This study has been withdrawn prior to enrollment.
(No one met the inclusion/exclusion criteria)
Information provided by (Responsible Party):
University of Florida Identifier:
First received: November 5, 2010
Last updated: September 29, 2015
Last verified: September 2015
The evaluation of using metal stents as medically indicated for the treatment of benign esophageal lesions.

Condition Intervention
Benign Esophageal Lesions Procedure: Endoscopy

Study Type: Observational
Study Design: Observational Model: Case-Only
Time Perspective: Prospective
Official Title: Prospective Evaluation of the Clinical Utility of the Endoscopic Placement of Mental Stent for Benign Esophageal Lesions

Resource links provided by NLM:

Further study details as provided by University of Florida:

Primary Outcome Measures:
  • Successful stenting of Benign esophageal lesions [ Time Frame: approximately 2-3 hours ]
    This is an observational study to determine the effectiveness of stenting benign esophageal lesions with a metal stent.

Enrollment: 0
Study Start Date: September 2015
Study Completion Date: September 2015
Primary Completion Date: September 2015 (Final data collection date for primary outcome measure)
Groups/Cohorts Assigned Interventions
benign esophageal lesions
All patients who have a benign esophageal lesion where it is medically indicated that they receive a stent.
Procedure: Endoscopy
Endoscopic placement of an esophageal metal stent as per medical indication.

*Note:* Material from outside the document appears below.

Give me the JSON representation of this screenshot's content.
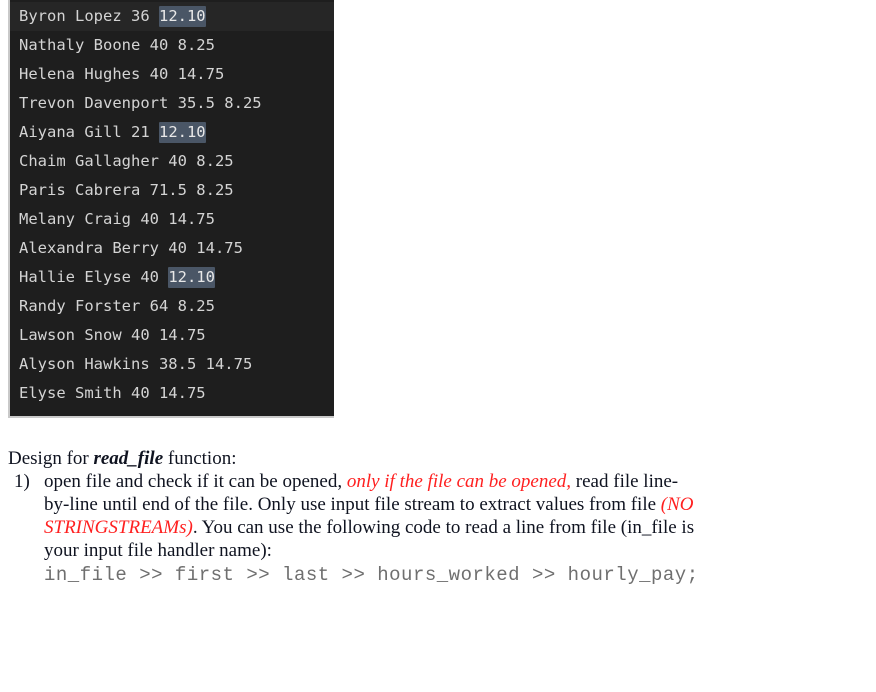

Ages Eligible for Study:   18 Years and older   (Adult, Senior)
Sexes Eligible for Study:   All
Accepts Healthy Volunteers:   No
Sampling Method:   Non-Probability Sample
Study Population
Patients who have a medical indication for endoscopic placement of esophageal metal stent and are referred for the porcedure as part of their standard medical care will be considered for the study.

Inclusion Criteria:

  1. Subject is 18 years or older
  2. Subject has medical indication to undergo endoscopic placement of esophageal metal stent
  3. Subject must be able to give informed consent

Exclusion Criteria:

  1. Any contraindications for endoscopic placement of esophageal metal stent
  2. The subject is unable to give informed consent.
  Contacts and Locations
Choosing to participate in a study is an important personal decision. Talk with your doctor and family members or friends about deciding to join a study. To learn more about this study, you or your doctor may contact the study research staff using the Contacts provided below. For general information, see Learn About Clinical Studies.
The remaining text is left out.